Colin Jost
The guy… Alex Moffat
[Starts with Colin Jost in his set]Colin Jost: Well with COVID restrictions relaxing, many Americans are planning to travel abroad this summer. Here with his tips for romantic international getaways is a guy who just bought a boat.
[The guy slides in] [cheers and applause]The guy: Bonjour Co-Jo. Molto bellissima. Guess who’s got two tickets to bump and thighs Yes.
Colin Jost: All right, man. I’m already regretting this, but let’s hear some of your travel tips.

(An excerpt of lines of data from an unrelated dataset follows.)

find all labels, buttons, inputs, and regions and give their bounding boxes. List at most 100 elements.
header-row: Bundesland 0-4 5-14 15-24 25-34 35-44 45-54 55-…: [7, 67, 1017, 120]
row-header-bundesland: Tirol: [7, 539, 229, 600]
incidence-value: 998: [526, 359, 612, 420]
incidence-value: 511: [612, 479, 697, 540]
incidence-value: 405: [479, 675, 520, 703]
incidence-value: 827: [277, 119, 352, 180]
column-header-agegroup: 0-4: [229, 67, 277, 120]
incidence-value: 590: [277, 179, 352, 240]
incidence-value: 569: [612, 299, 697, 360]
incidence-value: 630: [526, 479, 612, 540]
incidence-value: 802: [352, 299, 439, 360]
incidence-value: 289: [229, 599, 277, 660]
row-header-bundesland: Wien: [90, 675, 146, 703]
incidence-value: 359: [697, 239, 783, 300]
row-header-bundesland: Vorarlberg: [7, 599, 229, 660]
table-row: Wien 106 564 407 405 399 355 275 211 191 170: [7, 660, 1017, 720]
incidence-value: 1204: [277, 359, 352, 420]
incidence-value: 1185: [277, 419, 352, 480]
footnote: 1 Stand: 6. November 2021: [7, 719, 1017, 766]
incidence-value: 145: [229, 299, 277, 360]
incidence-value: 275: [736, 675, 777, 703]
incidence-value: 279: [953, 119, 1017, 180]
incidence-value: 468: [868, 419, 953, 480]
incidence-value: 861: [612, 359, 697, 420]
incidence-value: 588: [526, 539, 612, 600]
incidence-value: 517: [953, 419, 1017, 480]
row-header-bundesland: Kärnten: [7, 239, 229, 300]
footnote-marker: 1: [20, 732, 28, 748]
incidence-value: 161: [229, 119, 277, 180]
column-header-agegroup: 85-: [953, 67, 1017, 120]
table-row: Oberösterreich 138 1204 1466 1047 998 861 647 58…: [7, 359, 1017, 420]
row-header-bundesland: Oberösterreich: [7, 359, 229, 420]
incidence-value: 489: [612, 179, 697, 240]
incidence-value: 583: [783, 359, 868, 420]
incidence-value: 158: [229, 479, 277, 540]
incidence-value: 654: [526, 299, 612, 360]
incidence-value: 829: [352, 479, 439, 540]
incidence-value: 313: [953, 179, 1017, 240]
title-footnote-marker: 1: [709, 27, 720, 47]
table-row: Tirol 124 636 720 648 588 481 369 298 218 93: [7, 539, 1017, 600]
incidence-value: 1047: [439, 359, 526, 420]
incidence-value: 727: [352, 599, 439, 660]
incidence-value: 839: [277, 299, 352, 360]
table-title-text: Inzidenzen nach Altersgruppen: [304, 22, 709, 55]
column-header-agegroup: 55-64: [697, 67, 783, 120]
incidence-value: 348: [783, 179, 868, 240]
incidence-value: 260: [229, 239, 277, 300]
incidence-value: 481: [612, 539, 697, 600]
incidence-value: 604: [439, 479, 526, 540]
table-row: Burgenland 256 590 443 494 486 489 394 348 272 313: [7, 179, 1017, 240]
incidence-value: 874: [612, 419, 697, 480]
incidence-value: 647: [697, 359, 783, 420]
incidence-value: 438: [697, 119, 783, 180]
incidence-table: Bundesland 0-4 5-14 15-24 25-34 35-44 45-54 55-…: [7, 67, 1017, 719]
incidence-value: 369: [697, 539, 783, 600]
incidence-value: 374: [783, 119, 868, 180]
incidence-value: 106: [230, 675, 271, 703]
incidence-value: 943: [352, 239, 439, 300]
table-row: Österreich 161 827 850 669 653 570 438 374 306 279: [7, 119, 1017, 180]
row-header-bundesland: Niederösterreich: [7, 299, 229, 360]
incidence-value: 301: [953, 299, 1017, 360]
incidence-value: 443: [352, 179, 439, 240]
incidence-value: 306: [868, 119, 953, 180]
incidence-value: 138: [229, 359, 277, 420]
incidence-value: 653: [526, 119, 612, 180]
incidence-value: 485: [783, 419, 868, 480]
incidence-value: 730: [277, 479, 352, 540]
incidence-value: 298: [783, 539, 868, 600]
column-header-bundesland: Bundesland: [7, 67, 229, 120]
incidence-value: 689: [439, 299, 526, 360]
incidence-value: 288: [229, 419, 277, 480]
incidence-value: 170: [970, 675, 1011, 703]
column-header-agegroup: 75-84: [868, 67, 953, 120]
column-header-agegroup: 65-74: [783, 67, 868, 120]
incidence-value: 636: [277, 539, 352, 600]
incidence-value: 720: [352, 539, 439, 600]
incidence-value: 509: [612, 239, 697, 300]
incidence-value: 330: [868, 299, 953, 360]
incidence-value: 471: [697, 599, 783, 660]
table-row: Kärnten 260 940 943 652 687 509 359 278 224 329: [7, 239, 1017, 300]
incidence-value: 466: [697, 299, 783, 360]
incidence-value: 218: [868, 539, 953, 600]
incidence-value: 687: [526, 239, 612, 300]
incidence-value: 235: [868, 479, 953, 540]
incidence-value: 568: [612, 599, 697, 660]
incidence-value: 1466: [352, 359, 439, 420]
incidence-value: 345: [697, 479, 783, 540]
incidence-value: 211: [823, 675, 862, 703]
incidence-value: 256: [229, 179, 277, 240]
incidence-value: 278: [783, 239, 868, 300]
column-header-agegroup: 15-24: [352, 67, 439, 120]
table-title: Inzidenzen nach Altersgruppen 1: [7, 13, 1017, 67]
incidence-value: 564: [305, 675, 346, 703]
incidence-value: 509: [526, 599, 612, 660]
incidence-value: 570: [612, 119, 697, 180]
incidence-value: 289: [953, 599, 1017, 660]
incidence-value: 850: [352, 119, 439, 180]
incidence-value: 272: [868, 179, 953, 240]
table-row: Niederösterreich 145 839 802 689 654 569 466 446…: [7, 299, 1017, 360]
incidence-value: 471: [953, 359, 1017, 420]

The guy: You gotta Co-JJ. Now let’s talk best plays to get the best lays on vacays, okay? Take your new girl to the old world. The South of France is perfect for mouth in pants. And if a nude beach is an appealing feat, head down to the French riviera to see knees cans. Soon she’ll want you to be like Napoleon and bone her parts. I have a small penis. But don’t just stay in France amigos, as many women have told me you’ve actually got to move around down there. So hop a train. Euro rail is your ticket to Euro tail. So many choice stops, maybe try Berlin to rail her in. And before you know it, you’ll be exploring her black forest and she’ll be moaning in your ear “This is the worst thing to ever happen in Germany.”
Colin Jost: Oh my god. Come on, man.
The guy: Oh yeah. Come on, I shall. Now if you don’t want to be an Algo Americano, you got to blend in with the low calls Jost. So grab a guidebook and remember, Rick Steves leads to slick bebes. And there’s nothing scarier than a language barrier, a little Duolingo and you’ll be doing Lingus. [foreign language] Mi jamon es muy pequeñito.
Colin Jost: Your ham is tiny?
The guy: Si, abuelita. Speaking of small servings, head to Barcelona and sample the local tap ass or bounce over to the Amalfi, Jost. We’re talking Italy, okay? And to get your bologna into some pussa-tano, don’t forget about her Naples, if you want her to gobble goo.
Colin Jost: Hh my god.
The guy: We made it.
Colin Jost: Some people are like, visibly sick. Why would any woman want to be with you?
The guy: Well, I have to admit Co-Jo, I have driven many lady to the Isle of Lesbos.
Colin Jost: Oh, man.
The guy: In my boat Colin.
Colin Jost: Oh, yeah. Guy had just bought a boat everyone.